A view of Notre Dame's Golden Dome from outside the Notre Dame police department headquarters on Monday, April 20, 2015, in South Bend. SBT Photo/ROBERT FRANKLIN
A view of Notre Dame's Golden Dome from outside the Notre Dame police department headquarters on Monday, April 20, 2015, in South Bend. SBT Photo/ROBERT FRANKLIN
The sponsors of House Bill 1022 insist they want private universities in Indiana to be more open with police records. The bill, they say, will create a new and stronger level of transparency. And the universities themselves, who helped craft the bill, have said they want to be more open when it comes to public safety.
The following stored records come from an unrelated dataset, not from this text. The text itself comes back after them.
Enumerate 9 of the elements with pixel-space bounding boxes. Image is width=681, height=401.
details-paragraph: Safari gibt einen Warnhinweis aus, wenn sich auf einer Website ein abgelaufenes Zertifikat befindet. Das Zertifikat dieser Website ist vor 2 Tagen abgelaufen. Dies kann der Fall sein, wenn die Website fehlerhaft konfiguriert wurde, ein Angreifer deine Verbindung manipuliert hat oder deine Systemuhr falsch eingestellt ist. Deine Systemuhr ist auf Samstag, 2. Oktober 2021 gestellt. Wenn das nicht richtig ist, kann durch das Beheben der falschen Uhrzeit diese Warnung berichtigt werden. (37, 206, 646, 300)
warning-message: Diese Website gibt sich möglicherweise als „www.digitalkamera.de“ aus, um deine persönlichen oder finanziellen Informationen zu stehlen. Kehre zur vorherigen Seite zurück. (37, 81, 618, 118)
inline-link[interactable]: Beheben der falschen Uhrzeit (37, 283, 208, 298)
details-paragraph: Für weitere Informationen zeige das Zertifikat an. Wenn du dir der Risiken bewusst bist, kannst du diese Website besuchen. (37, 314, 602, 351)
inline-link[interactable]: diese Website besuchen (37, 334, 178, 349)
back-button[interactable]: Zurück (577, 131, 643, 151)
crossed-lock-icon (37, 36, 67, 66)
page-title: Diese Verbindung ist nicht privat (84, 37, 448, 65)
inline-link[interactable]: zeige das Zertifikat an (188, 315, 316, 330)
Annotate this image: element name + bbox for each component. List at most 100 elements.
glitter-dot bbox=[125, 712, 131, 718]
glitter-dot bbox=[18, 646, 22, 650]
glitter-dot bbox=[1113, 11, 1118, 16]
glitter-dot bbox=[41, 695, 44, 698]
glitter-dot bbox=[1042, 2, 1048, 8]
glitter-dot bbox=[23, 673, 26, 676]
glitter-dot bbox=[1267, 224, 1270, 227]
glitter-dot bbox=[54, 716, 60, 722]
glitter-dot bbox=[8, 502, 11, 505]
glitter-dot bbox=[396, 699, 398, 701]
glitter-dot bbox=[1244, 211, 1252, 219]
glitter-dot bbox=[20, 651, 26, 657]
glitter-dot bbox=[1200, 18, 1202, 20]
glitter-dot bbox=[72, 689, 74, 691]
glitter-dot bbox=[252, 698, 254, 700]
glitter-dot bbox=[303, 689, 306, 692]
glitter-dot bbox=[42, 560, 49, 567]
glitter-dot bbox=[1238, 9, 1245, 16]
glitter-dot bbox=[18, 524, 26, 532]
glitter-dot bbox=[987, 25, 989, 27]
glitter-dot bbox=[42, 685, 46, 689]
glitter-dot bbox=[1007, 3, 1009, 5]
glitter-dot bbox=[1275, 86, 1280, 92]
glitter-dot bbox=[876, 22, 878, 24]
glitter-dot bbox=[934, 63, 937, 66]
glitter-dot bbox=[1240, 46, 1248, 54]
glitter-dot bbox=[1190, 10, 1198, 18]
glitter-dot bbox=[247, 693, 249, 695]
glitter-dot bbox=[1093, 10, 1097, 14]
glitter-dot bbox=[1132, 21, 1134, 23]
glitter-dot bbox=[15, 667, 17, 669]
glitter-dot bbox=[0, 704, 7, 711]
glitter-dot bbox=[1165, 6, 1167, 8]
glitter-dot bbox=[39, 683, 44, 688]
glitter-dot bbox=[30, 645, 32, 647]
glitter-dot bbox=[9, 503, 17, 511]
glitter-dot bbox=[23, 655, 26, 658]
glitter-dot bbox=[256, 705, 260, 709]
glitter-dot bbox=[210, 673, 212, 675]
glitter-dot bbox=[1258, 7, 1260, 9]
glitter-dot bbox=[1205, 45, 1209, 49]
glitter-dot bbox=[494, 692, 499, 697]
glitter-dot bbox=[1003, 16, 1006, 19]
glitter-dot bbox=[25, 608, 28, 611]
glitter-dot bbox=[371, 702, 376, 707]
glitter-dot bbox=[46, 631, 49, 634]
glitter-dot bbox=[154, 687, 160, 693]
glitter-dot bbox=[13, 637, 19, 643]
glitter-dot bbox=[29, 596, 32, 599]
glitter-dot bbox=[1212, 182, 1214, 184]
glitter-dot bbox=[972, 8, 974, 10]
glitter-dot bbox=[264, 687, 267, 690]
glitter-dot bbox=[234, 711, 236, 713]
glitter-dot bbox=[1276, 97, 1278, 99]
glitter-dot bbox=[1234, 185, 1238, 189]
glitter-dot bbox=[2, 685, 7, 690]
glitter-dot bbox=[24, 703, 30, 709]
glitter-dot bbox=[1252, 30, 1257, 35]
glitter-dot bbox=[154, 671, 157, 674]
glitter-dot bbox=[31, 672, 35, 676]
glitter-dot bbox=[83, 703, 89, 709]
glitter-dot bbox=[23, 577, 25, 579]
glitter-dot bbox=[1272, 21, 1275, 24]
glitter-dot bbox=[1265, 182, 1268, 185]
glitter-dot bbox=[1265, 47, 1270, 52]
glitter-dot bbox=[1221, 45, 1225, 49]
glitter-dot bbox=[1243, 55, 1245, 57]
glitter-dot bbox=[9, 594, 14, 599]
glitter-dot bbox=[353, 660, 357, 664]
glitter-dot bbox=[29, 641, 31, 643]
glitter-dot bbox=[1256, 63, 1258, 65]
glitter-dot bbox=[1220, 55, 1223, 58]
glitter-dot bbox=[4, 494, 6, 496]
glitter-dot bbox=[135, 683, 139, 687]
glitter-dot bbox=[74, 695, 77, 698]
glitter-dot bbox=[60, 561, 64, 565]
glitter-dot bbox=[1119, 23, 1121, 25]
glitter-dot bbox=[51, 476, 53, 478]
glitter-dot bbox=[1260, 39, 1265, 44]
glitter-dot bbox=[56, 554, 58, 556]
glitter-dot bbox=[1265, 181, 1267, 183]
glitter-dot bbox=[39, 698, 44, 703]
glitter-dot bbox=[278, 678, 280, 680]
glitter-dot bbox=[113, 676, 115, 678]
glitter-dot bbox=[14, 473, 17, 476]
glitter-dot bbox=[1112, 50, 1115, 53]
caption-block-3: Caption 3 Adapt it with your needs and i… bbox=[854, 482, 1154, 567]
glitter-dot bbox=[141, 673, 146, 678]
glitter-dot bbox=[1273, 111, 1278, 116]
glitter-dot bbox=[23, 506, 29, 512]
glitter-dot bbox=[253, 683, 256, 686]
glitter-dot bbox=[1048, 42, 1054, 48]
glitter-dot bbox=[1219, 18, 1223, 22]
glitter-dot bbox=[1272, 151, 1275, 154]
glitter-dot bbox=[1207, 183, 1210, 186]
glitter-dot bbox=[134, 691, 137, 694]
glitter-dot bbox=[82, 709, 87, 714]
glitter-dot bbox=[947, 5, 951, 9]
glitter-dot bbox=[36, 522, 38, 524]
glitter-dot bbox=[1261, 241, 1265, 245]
The bill comes in the wake of controversies about sexual assault investigations on university campuses, as well as a lawsuit by media giant ESPN on whether police records by the University of Notre Dame should be public.

So would the bill really meet the bar its proponents tout? How much more open will the records of police forces at Indiana’s private universities really be?

In the case of one key player, Notre Dame, the answer apparently is not much more at all.

The Notre Dame Security Police department handles hundreds of calls, complaints and cases each year. But of all those, House Bill 1022 would apply to a relatively small number.

That’s because the bill does not hold private universities to the same standard as municipal police departments. It limits what information would need to be publicly released only to incidents that result in arrests or incarcerations for criminal offenses.

At Notre Dame over the past two years, the total number of arrests was 126 — or about 60 per year, according to university spokesman Dennis Brown. That represents just a fraction of incidents handled by Notre Dame police. In 2015 alone, nearly 1,300 cases were listed on the university police crime log.

What kinds of incidents would be exempt from the proposed law? In recent years at the university, for example, a student died when the scissor lift on which he was filming a football practice fell to the ground; a man on a crew cutting down trees on campus was killed by a falling tree; and a man was critically injured when he fell down a stairwell in the university’s Main Building.